Janet`s April 2018 letter to the Community

Dear Friends

As I’m writing this we’re in Lent.  As you read it will be, or will be about to be, Easter.

I think that some of the most memorable Easter celebrations I have experienced were when I stayed as a guest with the Anglican Community of St Mary the Virgin in Wantage.  The liturgy during Holy Week, and particularly on Good Friday, was stark and solemn.  The chapel was bare.  The communion vessels were earthenware and the few candlesticks were plain wood.  There were no flowers anywhere in the building.  The food was adequate but simple.  It was very quiet.  And then, on Easter Day there was joyful liturgy with silver candlesticks and communion vessels.  Lots of light.  White and gold altar hangings.  Flowers everywhere.  Celebration food – and talking at meals, a rarity in that convent life.  It was such an amazing contrast that it really underlined the change in the season, with all the theological truth of the transition to new life that Easter teaches.

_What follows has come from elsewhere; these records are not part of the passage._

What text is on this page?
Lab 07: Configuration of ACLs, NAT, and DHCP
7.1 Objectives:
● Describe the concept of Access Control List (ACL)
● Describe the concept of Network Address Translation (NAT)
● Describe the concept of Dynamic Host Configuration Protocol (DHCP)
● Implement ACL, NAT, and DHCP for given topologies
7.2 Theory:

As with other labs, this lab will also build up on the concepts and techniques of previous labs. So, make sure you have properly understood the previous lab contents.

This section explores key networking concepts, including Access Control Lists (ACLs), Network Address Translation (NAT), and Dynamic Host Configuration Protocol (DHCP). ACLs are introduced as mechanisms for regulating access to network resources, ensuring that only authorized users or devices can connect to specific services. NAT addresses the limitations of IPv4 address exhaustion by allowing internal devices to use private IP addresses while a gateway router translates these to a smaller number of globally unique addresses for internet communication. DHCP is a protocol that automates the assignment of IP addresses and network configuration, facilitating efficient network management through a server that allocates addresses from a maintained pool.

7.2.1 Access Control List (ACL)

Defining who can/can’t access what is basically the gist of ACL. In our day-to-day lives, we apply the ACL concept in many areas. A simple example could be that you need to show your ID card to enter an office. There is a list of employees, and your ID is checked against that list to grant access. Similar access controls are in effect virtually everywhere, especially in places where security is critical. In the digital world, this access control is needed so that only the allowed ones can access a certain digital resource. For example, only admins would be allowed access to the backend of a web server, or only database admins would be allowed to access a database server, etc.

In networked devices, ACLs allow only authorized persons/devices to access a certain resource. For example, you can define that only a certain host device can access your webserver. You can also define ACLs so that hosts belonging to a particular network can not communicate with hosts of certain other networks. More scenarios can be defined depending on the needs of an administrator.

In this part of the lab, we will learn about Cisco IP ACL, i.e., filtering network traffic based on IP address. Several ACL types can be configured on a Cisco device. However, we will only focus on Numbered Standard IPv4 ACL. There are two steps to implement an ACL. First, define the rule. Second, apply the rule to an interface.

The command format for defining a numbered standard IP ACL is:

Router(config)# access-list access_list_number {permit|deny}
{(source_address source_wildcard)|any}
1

And it showed the importance of both self-discipline and feasting.  The Christian life does both.  While Christianity is often labelled as censorious and “life denying”, the truth is that it values both celebration and feasting.  And the celebrating is not short.  While the major festival is Easter Sunday and the week following it, the Easter season lasts for weeks – right up until Pentecost seven weeks later.  The difference between Christian festivals and their observance in our secular world is that we move the celebrating time to the Festival and the period after it.  We make our preparation in the lead-up.  We observe our Lenten discipline.  And then, at the Festival, we feast.

There is self-discipline in this order of things.  It tells us that there are times for self-denial and fasting (in whatever sense we understand it) and there are times for celebration.  Everything has its place and value, but we are not in control of the timetable.  Thus we learn that we are not the centre of the universe; that, however important we are (and we are very important to God), we do not dictate the rhythm of life.  It helps us to be grounded in reality.  And it helps us to value the feasting in all its fullness when we come to it.  I commend it to you.

Wishing you a blessed and joyous Easter – and Eastertide.